AutoQL for Product Analytics Software Users
~4 minute read
When SaaS marketing teams are looking to increase engagement and boost expansion monthly recurring revenue (MRR), they look to their product analytics software to find insights that help them make decisions that enhance interest from their market and drive user satisfaction.
As a software company scales its offering, it’s imperative that teams stay agile. Issues that cause confusion during onboarding and friction in the user experience need to be addressed as quickly as possible because even a single moment of frustration can lead a customer to churn, resulting in a loss of revenue.
With so many options available in the market, SaaS providers need to focus not only on attracting new customers and generating new revenue, but also on keeping their existing customers. It costs companies five times as much to attract a new customer than to retain an existing one.
The best way to make impactful product decisions that drive greater customer satisfaction and loyalty is to leverage user data to see what’s working and what needs improvement.
Though a robust product analytics system may support data exploration and KPI tracking, it’s critical that data-rich insights are accessible to everyone on a SaaS team so everyone can make informed and strategic decisions on an ongoing basis.
The product marketing team can’t afford to miss any details or insights as they are a key link between their external customers and their internal development team whose (expensive) time will be used to make changes in the software.
With data on demand, agile teams can make data-driven decisions, faster, and iterate more rapidly than ever before.
With a data on demand solution like AutoQL embedded in the software they’re already using, the team doesn’t have to sift through or even set up different dashboards to track the results of their campaigns or A/B test success rates.

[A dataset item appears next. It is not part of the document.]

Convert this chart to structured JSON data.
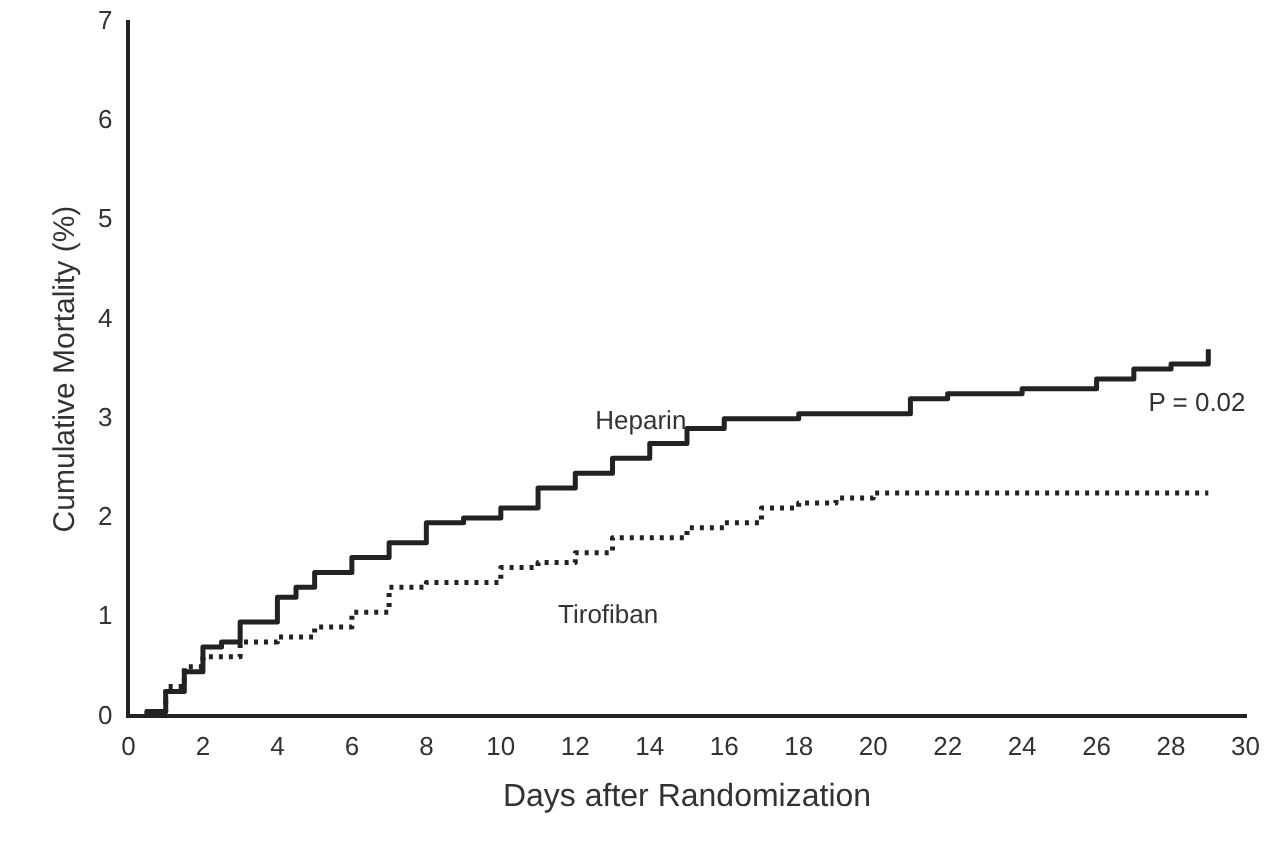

For example, if the developers deploy an A/B test into the software’s onboarding workflow at the beginning of a given month, anyone on the product marketing team can leverage a conversational user interface like Data Messenger to simply ask questions like “Average time new users spend in onboarding test A versus onboarding test B”, “Average time to conversion from onboarding test A versus onboarding test B” or “Summary of all feature requests by type this week” and receive immediate answers they can analyze and act on right away.
As an agile team, it’s critical to streamline data-related processes. Perhaps more importantly, making data access easy helps establish a data-driven culture across the board and ensures that insight discovery becomes second nature for every employee.
The team can also take advantage of the power of AutoQL to quickly set up their own dashboard with the same questions they may already have about the A/B test––without taking up the technical team’s time. They can ask high-level questions like “Average new sign ups by week last three months” and “Compare number of users who completed onboarding flow test A to number of users who converted after free trial” to get a better picture of the overall impact of new software updates.
For SaaS product marketers, self-serve workflows that provide real-time access to data enables faster data-driven iteration and product planning that serves the core needs of customers and helps teams understand the effects of product changes on user satisfaction and revenue over time.
Software developers who build SaaS product analytics solutions can enhance the functionality and UX of their own product with seamless, intuitive data access that yields the results that drive those very same results: enthusiastic usage and increased expansion MRR from loyal customers who continuously find new and irreplaceable value in their analytics software.